In her statements appellant did not expressly address the manner in which the arm wound to the victim was inflicted.
Appellant, through her statements to police officers and ballistics testimony presented at trial, raised the defenses of justification and accident by claiming the victim was fatally shot during her struggle with him to prevent him from killing her and then committing suicide. However, witness credibility as well as the question of justification are matters for the jury, which was free to reject the version of the events favorable to appellant. See Roper v. State, 281 Ga. 878, 880 (1) ( 644 SE2d 120) (2007). On appeal this Court does not resolve conflicts in trial testimony or reweigh the evidence. Dockery v. State, 287 Ga. 275 (1) ( 695 SE2d 599) (2010). The evidence was sufficient to enable a rational trier of fact to find appellant guilty beyond a reasonable doubt of the charged crimes. Jackson v. Virginia, 443 U. S. 307 ( 99 SC 2781, 61 LE2d 560) (1979).
2. Appellant contends the trial court erred by admitting as similar transaction evidence the testimony of her former husbands, Davis and Hart, regarding acts of violence she perpetrated against them. These acts consisted of incidents in which appellant during times of stress struck or kicked her then-spouse. Appellant urges that these prior batteries were inadmissible because they were not sufficiently similar so that proof of these independent crimes tended to establish the crimes charged. See Lumpkin v. State, 205 Ga. App. 68, 69 (2) ( 421 SE2d 100) (1992), cited by appellant.
When considering the admissibility of similar transaction evidence, the proper focus is on the similarities, not the differences, between the separate crimes and the crimes in question. Phillips v. State, 287 Ga. 560 ( 697 SE2d 818) (2010). As in this case, the victims in the similar transactions were current or former spouses of appellant; the crimes all occurred when appellant was under stress; and they involved acts of violence that were either entirely unprovoked or disproportionate to any provocation. Moreover,
The transcript reflects that the four similar transaction instances involved appellant's stress over an impending party that she was hosting; stress as a spouse was preparing to depart alone on a trip when appellant had also wanted to go; stress after learning that her spouse told another woman he no longer loved appellant; and stress when a divorced spouse returned for belongings from the marital home.
[i]n cases of domestic violence, prior incidents of abuse against family members or sexual partners are more generally permitted because there is a logical connection between violent acts against two different persons with whom the accused had a similar emotional or intimate attachment.
(Footnote omitted.) Thomas v. State, 246 Ga. App. 448, 449 (1) ( 540 SE2d 662) (2000).
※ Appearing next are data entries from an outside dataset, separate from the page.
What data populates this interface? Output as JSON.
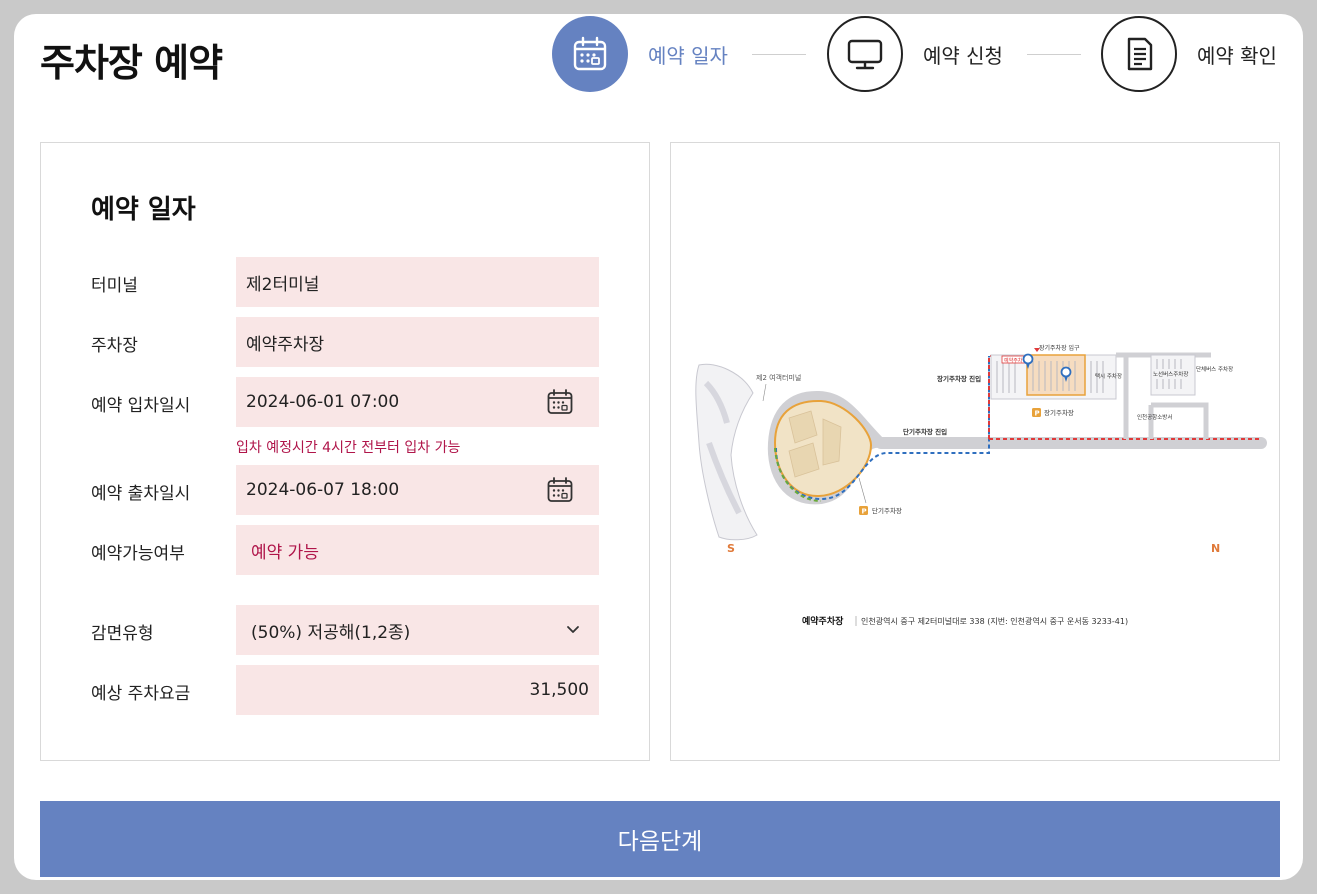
{
  "page": {
    "title": "주차장 예약"
  },
  "steps": [
    {
      "label": "예약 일자",
      "icon": "calendar-icon",
      "active": true
    },
    {
      "label": "예약 신청",
      "icon": "monitor-icon",
      "active": false
    },
    {
      "label": "예약 확인",
      "icon": "document-icon",
      "active": false
    }
  ],
  "form": {
    "title": "예약 일자",
    "terminal": {
      "label": "터미널",
      "value": "제2터미널"
    },
    "parking": {
      "label": "주차장",
      "value": "예약주차장"
    },
    "entry": {
      "label": "예약 입차일시",
      "value": "2024-06-01 07:00",
      "hint": "입차 예정시간 4시간 전부터 입차 가능"
    },
    "exit": {
      "label": "예약 출차일시",
      "value": "2024-06-07 18:00"
    },
    "availability": {
      "label": "예약가능여부",
      "value": "예약 가능"
    },
    "discount": {
      "label": "감면유형",
      "value": "(50%) 저공해(1,2종)"
    },
    "fee": {
      "label": "예상 주차요금",
      "value": "31,500"
    }
  },
  "map": {
    "terminal_label": "제2 여객터미널",
    "long_term_entry": "장기주차장 입구",
    "long_term_approach": "장기주차장 진입",
    "long_term_label": "장기주차장",
    "short_term_entry": "단기주차장 진입",
    "short_term_label": "단기주차장",
    "reserved_label": "예약주차장",
    "bus_parking": "노선버스주차장",
    "group_bus": "단체버스 주차장",
    "fire_station": "인천공항소방서",
    "taxi_parking": "택시 주차장",
    "badge_reserved": "예약주차",
    "badge_p": "P",
    "compass_s": "S",
    "compass_n": "N",
    "caption_title": "예약주차장",
    "caption_address": "인천광역시 중구 제2터미널대로 338 (지번: 인천광역시 중구 운서동 3233-41)"
  },
  "actions": {
    "next_label": "다음단계"
  },
  "colors": {
    "accent": "#6582c1",
    "field_bg": "#f9e6e6",
    "alert": "#b0154a",
    "map_orange": "#e8a23a",
    "map_red": "#e03a3a",
    "map_blue": "#2f6fbf"
  }
}
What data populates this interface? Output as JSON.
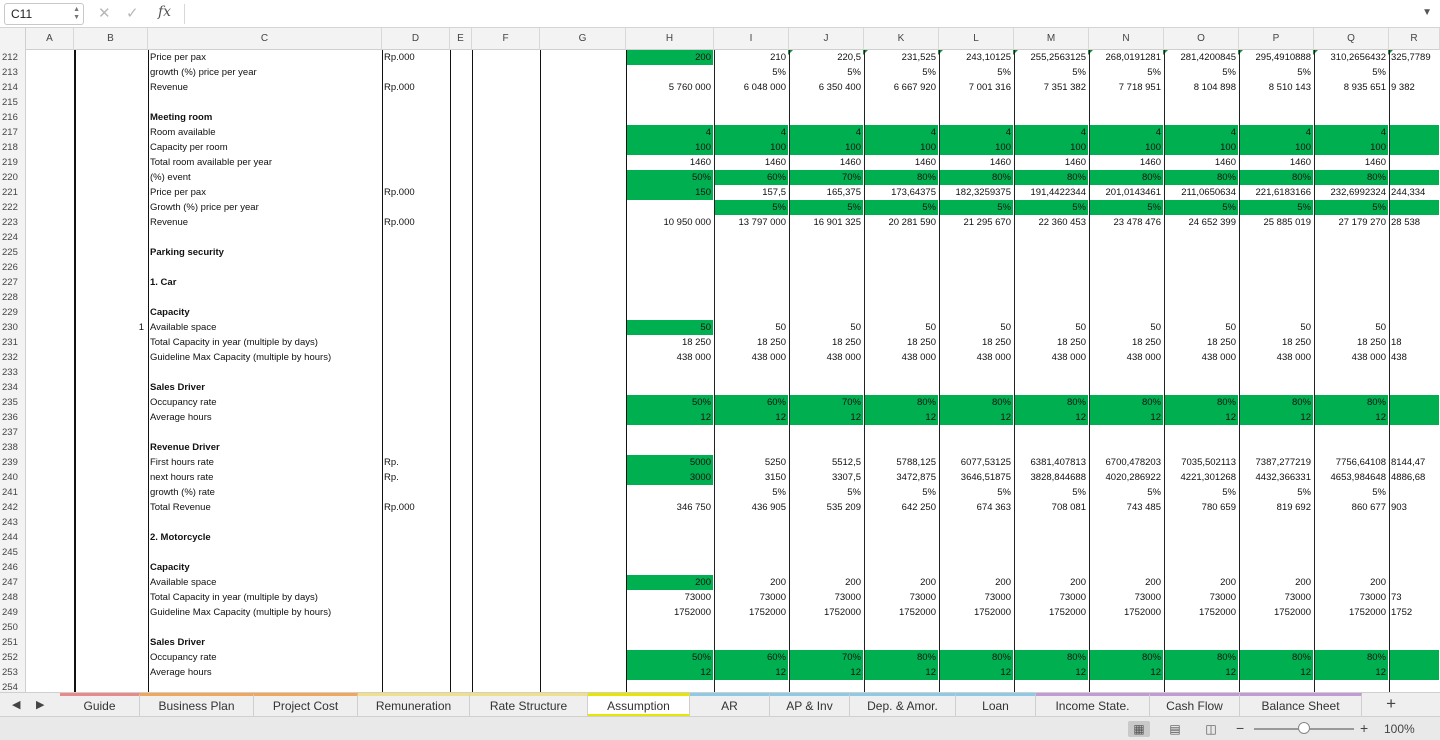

Contrary to appellant's further assertion, the 15- and 13-year lapses of time between the prior incidents and the crimes at issue here do not require exclusion of the evidence. See Pareja v. State, 286 Ga. 117, 119-121 ( 686 SE2d 232) (2009). Compare Slakman v. State, 272 Ga. 662 (4) ( 533 SE2d 383) (2000) (event more than 30 years old may be too remote to be admitted as evidence of a similar transaction). Given that the similar transaction evidence reflects appellant's behavior towards prior spouses, we conclude that any prejudice from the age of these prior incidents was outweighed by the probative value of the evidence under the particular facts of this case and the purpose for which the similar transactions were offered. See Pareja v. State, supra at 119-120.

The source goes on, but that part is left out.